社内用と社外用の言葉の両方を聞いている彼女は、一体どっちなの?と社長に対する苛立ちを抱えているのだろうと思った。

素直に言葉を受け取るほど、どっちの言葉を信じたら良いかわからなくなる。
真剣に仕事がしたいからこそ、社長の矛盾が許せない。
社内で発する言葉を聞きながら、社外で違うこと言う社長のそばにいると、自分も嘘つきの共犯のようで嫌になる。
そういう感じの悩みや葛藤を抱えているのかなと響子は思った。

響子にも心当たりがある。

22,3の時だった。
中小企業、社員3名ほどの会社に務めた響子は、毎日のように変わる社長の意見と、副社長がこぼす社長への愚痴に悩まされた。

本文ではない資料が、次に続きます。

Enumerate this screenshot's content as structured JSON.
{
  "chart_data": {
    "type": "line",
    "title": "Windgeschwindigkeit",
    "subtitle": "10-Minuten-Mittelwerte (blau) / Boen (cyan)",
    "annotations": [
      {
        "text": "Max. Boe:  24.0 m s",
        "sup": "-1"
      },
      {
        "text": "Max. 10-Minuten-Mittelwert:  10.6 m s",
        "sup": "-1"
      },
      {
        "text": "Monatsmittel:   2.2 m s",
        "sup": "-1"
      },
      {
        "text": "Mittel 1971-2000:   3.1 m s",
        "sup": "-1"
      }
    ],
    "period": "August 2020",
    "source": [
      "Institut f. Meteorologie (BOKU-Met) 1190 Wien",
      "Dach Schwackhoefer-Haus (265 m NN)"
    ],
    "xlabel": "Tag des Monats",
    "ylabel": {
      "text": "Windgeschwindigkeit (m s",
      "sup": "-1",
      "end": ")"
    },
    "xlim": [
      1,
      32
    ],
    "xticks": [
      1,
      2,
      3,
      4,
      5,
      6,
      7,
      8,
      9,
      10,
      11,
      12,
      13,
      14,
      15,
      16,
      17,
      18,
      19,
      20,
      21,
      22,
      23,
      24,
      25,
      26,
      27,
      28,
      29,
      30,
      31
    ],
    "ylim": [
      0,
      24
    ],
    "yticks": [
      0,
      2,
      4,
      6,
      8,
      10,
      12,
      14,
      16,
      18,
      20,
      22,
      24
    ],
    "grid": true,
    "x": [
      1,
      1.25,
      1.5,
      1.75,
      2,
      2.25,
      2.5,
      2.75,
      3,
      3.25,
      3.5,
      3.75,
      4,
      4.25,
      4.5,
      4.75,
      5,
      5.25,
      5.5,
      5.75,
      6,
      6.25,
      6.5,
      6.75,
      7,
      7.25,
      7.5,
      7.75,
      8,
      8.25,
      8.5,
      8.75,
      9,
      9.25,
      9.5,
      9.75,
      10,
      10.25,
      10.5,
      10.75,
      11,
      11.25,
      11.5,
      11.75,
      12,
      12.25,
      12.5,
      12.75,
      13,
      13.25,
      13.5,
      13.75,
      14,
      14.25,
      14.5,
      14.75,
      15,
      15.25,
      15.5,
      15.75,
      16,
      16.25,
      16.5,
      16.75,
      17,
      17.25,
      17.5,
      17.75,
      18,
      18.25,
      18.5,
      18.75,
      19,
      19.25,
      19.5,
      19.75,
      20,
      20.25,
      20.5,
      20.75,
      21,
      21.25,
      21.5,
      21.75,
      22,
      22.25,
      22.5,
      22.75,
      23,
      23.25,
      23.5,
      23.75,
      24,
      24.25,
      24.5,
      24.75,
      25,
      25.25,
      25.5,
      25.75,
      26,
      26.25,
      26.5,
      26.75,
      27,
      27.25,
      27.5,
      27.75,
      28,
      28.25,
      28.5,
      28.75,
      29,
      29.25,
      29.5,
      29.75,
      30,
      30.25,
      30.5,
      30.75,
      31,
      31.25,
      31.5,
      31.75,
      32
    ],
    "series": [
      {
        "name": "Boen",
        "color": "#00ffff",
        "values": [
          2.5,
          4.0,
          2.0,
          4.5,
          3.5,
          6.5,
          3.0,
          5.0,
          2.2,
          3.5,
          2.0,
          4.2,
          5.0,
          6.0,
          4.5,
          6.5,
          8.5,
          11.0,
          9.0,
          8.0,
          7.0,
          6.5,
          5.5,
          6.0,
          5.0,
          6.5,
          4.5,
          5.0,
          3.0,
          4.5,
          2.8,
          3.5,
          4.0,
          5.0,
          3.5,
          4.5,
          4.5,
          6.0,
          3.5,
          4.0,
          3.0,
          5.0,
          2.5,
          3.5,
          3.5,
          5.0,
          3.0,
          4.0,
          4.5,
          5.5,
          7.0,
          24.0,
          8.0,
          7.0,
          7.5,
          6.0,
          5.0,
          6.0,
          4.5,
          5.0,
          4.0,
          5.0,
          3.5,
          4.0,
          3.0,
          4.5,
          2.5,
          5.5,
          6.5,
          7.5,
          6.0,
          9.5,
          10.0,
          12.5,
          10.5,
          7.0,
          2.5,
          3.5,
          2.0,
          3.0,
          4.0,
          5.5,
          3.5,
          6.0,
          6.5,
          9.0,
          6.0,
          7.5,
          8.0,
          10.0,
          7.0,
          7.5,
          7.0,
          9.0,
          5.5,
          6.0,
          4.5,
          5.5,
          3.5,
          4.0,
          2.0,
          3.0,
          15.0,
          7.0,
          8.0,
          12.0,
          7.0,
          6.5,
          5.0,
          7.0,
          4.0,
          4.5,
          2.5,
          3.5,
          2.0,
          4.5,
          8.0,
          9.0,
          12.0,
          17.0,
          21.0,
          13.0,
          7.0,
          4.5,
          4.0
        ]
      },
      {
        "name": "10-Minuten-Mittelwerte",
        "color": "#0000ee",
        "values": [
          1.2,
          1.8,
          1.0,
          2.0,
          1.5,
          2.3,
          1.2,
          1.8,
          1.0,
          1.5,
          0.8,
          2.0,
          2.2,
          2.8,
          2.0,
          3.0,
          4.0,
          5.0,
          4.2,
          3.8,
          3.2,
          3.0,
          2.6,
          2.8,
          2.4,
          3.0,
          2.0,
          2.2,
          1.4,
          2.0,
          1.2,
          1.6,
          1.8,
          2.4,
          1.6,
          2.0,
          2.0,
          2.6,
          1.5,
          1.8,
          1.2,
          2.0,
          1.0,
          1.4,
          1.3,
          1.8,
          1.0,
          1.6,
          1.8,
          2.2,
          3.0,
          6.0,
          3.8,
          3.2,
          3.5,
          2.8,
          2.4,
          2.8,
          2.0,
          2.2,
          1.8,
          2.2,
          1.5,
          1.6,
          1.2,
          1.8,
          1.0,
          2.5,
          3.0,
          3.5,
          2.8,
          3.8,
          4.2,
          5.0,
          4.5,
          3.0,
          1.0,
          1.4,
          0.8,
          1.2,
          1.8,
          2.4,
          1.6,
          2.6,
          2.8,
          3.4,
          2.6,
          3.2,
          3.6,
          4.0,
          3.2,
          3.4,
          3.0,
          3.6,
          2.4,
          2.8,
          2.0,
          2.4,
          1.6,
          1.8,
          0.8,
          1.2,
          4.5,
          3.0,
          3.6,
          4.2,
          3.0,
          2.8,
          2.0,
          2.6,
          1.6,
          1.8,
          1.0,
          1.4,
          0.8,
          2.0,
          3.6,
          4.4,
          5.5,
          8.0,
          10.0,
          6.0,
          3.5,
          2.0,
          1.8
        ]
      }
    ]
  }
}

あのときの自分を思い出しながら目の前の彼女を見つめた。
彼女にかけてあげられる言葉はなかった。
隣にいた響子の上司は、彼女の悩みに少しだけ共感しつつも、目の前の悩みから目を逸らせられるように、彼女に宿題を出した。

響子の上司が彼女へ宿題を言い渡している間、おそらく24歳の彼女は、上司の言葉をさえぎるように(適切なタイミングより1秒ほど早く)相槌を打った。
愚痴っぽくなってしまった自分を恥ずかしいと思うと同時に、同情してくれたかったことに悲しさを覚えてしまったのではないかと響子は思う。

自分だったら「辛いよね、わかるわかる。」と言葉をかけてあげることしかできなかっただろうと響子は思う。
共感すること以外にもこの状況を抜け出す術があるのだと、響子は自分の上司に教わった。
自分の上司はとても視野が広く、できる人だと思った。

それでも、響子は少し、切なく思った。
彼女の悲しみや苦しみはどこにいくのだろう。
解決するとともに消えていくのだろうか。
彼女はどんどんうまく生きていけるようになるのだろうか。
それも人間の強さや成長のひとつだ。
だけど、苦しみや悲しみも大切な自分の感情として取っておいてもいいのではないか。
芯の強さとは一体なんだろうか。
それをわかるのはもっと先のことなんだろう。
ただ、何かをうまくこなせなくても、不器用で遠回りでもいいから、きちんともがきたいと響子は思った。